C’est hier que Gil Avérous, ministre des Sports, de la Jeunesse et de la Vie associative, a été auditionné au Sénat sur le projet de loi de finances pour 2025. S’il a largement été interrogé sur la diminution annoncée des crédits sports dans le cadre du Plan de loi de finances 2025, le ministre a aussi esquissé ses ambitions politiques qui, si elles ne diffèrent pas énormément de celles de sa prédécesseure, ont le mérite de prendre en compte quelques dysfonctionnements dénoncés notamment par les collectivités.

Budget : moins 268 millions pour le sport

Concernant la baisse des crédits sports annoncée dans le cadre du PLF 2025, le ministre indique que malgré cette diminution, il estime « avoir les moyens nécessaires pour préserver les politiques publiques du ministère et préserver les objectifs ambitieux qui ont été ceux » de ces dernières années. 
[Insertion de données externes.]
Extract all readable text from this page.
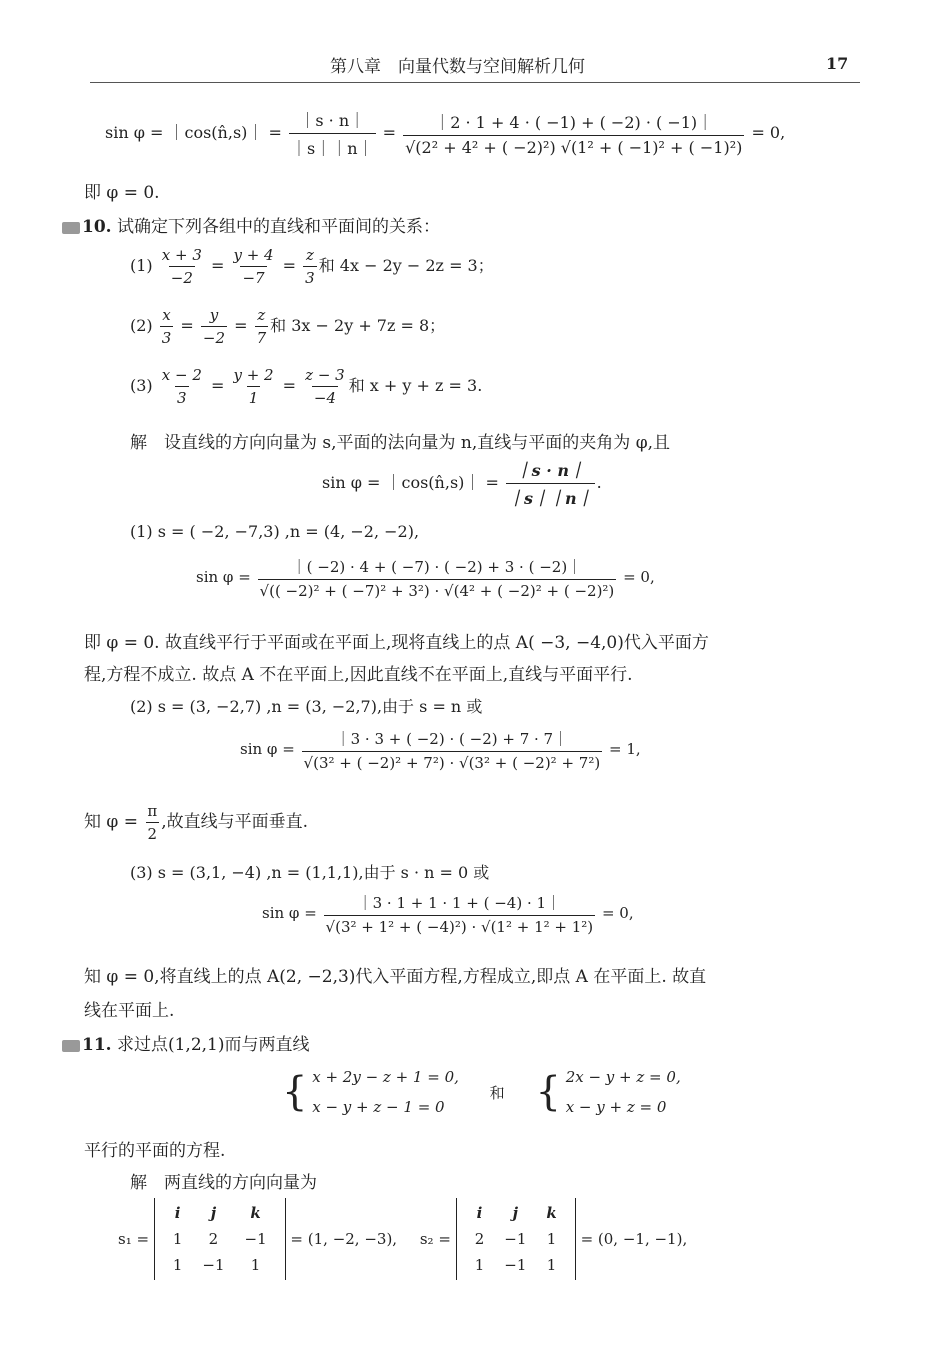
第八章　向量代数与空间解析几何	17
sin φ = ｜cos(n̂,s)｜ = $\frac{|s \cdot n|}{|s||n|} = \frac{|2 \cdot 1 + 4 \cdot ( -1) + ( -2) \cdot ( -1)|}{\text{√(2² + 4² + ( −2)²) √(1² + ( −1)² + ( −1)²)}} = 0$,
即 φ = 0.
10. 试确定下列各组中的直线和平面间的关系：
$(1) \frac{x + 3}{-2} = \frac{y + 4}{-7} = \frac{z}{3}$ 和 4x − 2y − 2z = 3；
$(2) \frac{x}{3} = \frac{y}{-2} = \frac{z}{7}$ 和 3x − 2y + 7z = 8；
$(3) \frac{x - 2}{3} = \frac{y + 2}{1} = \frac{z - 3}{-4}$ 和 x + y + z = 3.
解　设直线的方向向量为 s,平面的法向量为 n,直线与平面的夹角为 φ,且
sin φ = ｜cos(n̂,s)｜ = $\frac{|s \cdot n|}{|s||n|}$ .
(1) s = ( −2, −7,3) ,n = (4, −2, −2),
$\sin \varphi = \frac{|( -2) \cdot 4 + ( -7) \cdot ( -2) + 3 \cdot ( -2)|}{\text{√(( −2)² + ( −7)² + 3²) · √(4² + ( −2)² + ( −2)²)}} = 0$,
即 φ = 0. 故直线平行于平面或在平面上,现将直线上的点 A( −3, −4,0)代入平面方
程,方程不成立. 故点 A 不在平面上,因此直线不在平面上,直线与平面平行.
(2) s = (3, −2,7) ,n = (3, −2,7),由于 s = n 或
$\sin \varphi = \frac{|3 \cdot 3 + ( -2) \cdot ( -2) + 7 \cdot 7|}{\text{√(3² + ( −2)² + 7²) · √(3² + ( −2)² + 7²)}} = 1$,
知 $\varphi = \frac{\pi}{2}$ ,故直线与平面垂直.
(3) s = (3,1, −4) ,n = (1,1,1),由于 s · n = 0 或
$\sin \varphi = \frac{|3 \cdot 1 + 1 \cdot 1 + ( -4) \cdot 1|}{\text{√(3² + 1² + ( −4)²) · √(1² + 1² + 1²)}} = 0$,
知 φ = 0,将直线上的点 A(2, −2,3)代入平面方程,方程成立,即点 A 在平面上. 故直
线在平面上.
11. 求过点(1,2,1)而与两直线
{ x + 2y − z + 1 = 0,
x − y + z − 1 = 0 和 { 2x − y + z = 0,
x − y + z = 0
平行的平面的方程.
解　两直线的方向向量为
s₁ =
i	j	k
1	2	−1
1	−1	1
= (1, −2, −3), s₂ =
i	j	k
2	−1	1
1	−1	1
= (0, −1, −1),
Le budget alloué au sport est en effet amputé de 268 millions d'euros par rapport à 2024. Le ministre l’explique par « trois éléments » : « l’extinction des dépenses spécifiquement liées à l’organisation des Jeux olympiques et paralympiques », « ajustements des prévisions de décaissements pour le Plan génération 2024 qui finance les équipements sportifs » et baisse des crédits consacrés au Pass’Sport justifiée par une sous-consommation en 2024. Sur cette question du Pass’Sport le ministre précise que « c’est un pari » et que s’il y a plus de demandes pour le Pass’Sport que prévu, « il faudrait recentrer les bénéficiaires puisque si on ne réabonde pas les crédits et qu’on est sur le même volume que 2024 on ne pourra pas répondre à la demande supplémentaire ». Certains publics seraient donc amenés à être exclus du dispositif ? C’est une question qu’il faudra suivre de près. Le dispositif visant à augmenter de deux heures la pratique du sport au collège est également réduit de 4 millions d’euros. 
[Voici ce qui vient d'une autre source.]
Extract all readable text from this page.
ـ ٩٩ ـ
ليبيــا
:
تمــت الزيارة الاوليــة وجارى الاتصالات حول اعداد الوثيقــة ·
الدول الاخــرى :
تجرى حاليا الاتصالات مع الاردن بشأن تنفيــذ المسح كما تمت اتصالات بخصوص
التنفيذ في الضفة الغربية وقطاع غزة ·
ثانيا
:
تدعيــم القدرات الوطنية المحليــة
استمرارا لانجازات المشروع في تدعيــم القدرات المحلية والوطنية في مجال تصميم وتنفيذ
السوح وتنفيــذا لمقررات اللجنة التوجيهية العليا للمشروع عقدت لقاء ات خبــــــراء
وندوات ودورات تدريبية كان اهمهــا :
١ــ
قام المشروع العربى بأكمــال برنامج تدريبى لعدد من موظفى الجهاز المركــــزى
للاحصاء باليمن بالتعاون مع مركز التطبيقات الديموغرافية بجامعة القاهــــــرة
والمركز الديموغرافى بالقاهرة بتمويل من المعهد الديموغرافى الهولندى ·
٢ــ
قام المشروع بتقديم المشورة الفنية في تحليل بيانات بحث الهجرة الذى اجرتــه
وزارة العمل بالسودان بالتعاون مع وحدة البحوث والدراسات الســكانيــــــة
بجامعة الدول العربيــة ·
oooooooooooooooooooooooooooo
Pour les collectivités, la diminution est loin d'être faciale. La « baisse de 25 % des crédits sports, corrélée à la mise à contribution significative des collectivités locales à la réduction du déficit public, font craindre des répercussions sur le fonctionnement et l’investissement pour le sport », comme le résume France urbaine. L’AMF, qui alertait depuis 2022, a exprimé son regret que l’élan apporté par les Jeux Olympiques et paralympiques n’ait pas été accompagné d’une forte ambition en termes d’héritage avec notamment un plan d’équipements structurants.

Équipements sportifs 

Gil Avérous a aussi indiqué que le ministère n’a utilisé, via l’Agence nationale du sport, que 4 millions d’euros sur les 100 millions prévus en 2024 pour le deuxième plan de développement des équipements sportifs de proximité, le Plan génération 2024. « Bercy nous réinscrit 100 millions d’autorisations d’engagement et donc on pourra en 2025 réaccompagner les collectivités à la même hauteur qu’en 2024 mais les crédits de paiement ne sont pas abondés puisqu’on aura 96 millions de reports, s’expliquant par le temps qu’il faut pour monter les dossiers, consulter les entreprises, lancer les chantiers et pour les collectivités de demander des acomptes. Cela ne va pas mettre en difficulté l’ANS qui a une trésorerie relativement conséquente et qui pourra faire face aux demandes de paiement des collectivités ». 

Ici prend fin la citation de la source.